Mas o contraste não poderia ser maior entre as duas margens. A oeste, Macau, é um aluno modelo que aceita sem protestar a estratégia de Pequim. A leste, Hong Kong, vive há seis meses no ritmo de manifestações sem precedentes pró-democracia, legitimadas por um recente revés eleitoral local para Pequim.
– Controles em Hong Kong –
Há poucos detalhes sobre o programa de Xi, que presidirá na sexta-feira a cerimônia de posse do novo chefe do Executivo de Macau, Ho Iat-seng, eleito por um comitê de 400 membros totalmente favoráveis ao governo de Pequim.
Os controles também foram reforçados em Hong Kong, especialmente no gigantesco túnel-ponte que une Zhuhai e Macau.
A entrada em Macau foi negada a jornalistas com passaporte de Hong Kong que trabalham para a mídia estrangeira e local.
Em 20 anos, Macau se transformou de maneira extraordinária, com seus gigantes cassinos que proliferaram em Cotai, uma faixa de terra conquistada pelo mar entre as ilhas de Coloan e Taipa, agora unidas.
Macau, o único território da China onde são permitidos jogos a dinheiro, passou de um PIB de 6,4 bilhões de dólares em 1999 para mais de 55 bilhões agora. Seus cassinos dão tanto dinheiro em uma semana quanto Las Vegas em um mês.
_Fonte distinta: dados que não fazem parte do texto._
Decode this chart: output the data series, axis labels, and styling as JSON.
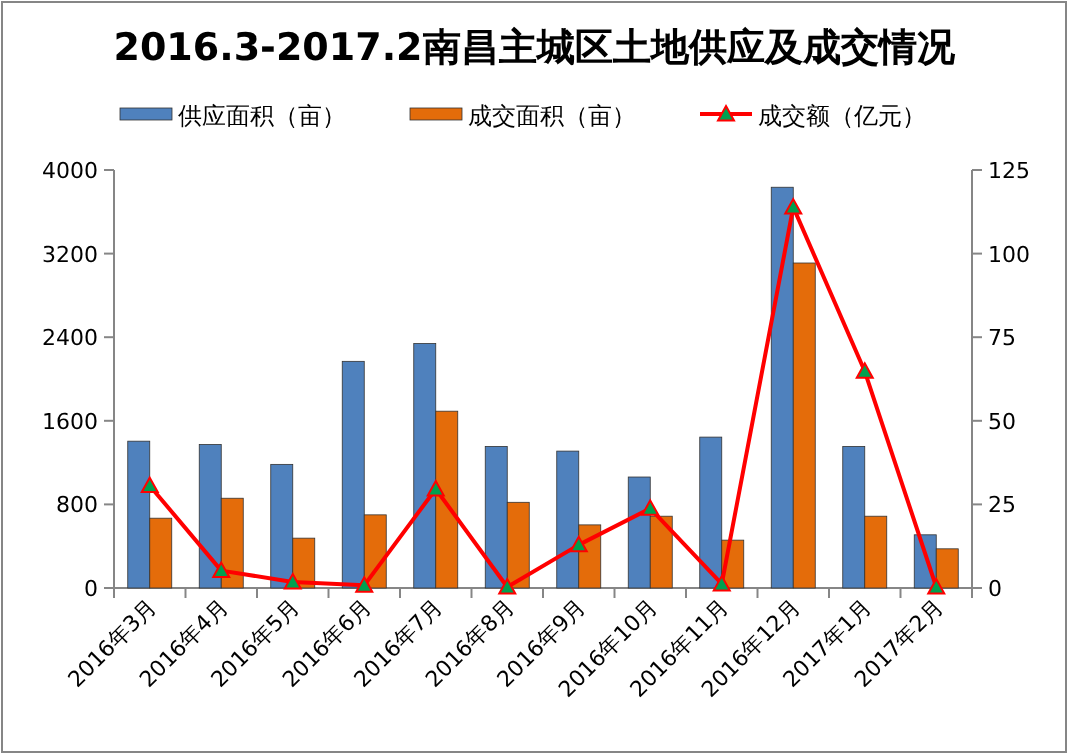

Para Pequim, esse sucesso deve inspirar o povo de Hong Kong. Li Zhanshu, presidente da Assembleia Nacional Popular, elogiou recentemente “as raízes sociais muito fortes da identidade nacional” na população de Macau.
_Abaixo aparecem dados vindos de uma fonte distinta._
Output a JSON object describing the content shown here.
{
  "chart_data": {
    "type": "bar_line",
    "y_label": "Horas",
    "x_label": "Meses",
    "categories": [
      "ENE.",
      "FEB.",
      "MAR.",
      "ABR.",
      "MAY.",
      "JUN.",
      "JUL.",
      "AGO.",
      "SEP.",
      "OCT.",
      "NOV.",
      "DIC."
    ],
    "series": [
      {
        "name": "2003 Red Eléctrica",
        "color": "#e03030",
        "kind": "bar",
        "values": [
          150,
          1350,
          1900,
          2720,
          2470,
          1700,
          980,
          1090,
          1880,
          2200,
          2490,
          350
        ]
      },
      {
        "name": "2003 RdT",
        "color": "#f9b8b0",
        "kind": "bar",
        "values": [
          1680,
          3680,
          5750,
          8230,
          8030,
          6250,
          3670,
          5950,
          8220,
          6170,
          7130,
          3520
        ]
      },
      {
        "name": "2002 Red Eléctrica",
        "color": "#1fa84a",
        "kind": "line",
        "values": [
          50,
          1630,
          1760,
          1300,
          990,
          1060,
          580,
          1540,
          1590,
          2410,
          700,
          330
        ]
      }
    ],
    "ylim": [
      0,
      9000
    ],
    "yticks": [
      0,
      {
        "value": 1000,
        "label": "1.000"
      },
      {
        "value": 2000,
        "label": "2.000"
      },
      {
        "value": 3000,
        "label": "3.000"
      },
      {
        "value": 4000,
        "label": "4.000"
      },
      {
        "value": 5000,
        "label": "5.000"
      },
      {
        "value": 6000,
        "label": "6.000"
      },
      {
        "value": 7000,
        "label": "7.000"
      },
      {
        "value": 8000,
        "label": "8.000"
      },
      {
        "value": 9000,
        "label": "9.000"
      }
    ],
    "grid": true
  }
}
“Aqui impera ‘Um país, um sistema'”, diz à AFP um morador de Macau de 34 anos, que pediu anonimato e que viaja regularmente para Hong Kong.
Segundo ele, manifestar-se em Macau seria “inútil e perigoso”. “A razão pela qual acreditamos que tudo funciona bem é que os habitantes de Macau não protestam”, assegura.
Mas, segundo ele, há muito ressentimento diante das desigualdades, apesar do fato de a população ter enriquecido, e também diante da superpopulação do território.
Macau tem hoje a terceira renda per capita do mundo, atrás do Luxemburgo e da Suíça, mas sua riqueza é muito concentrada.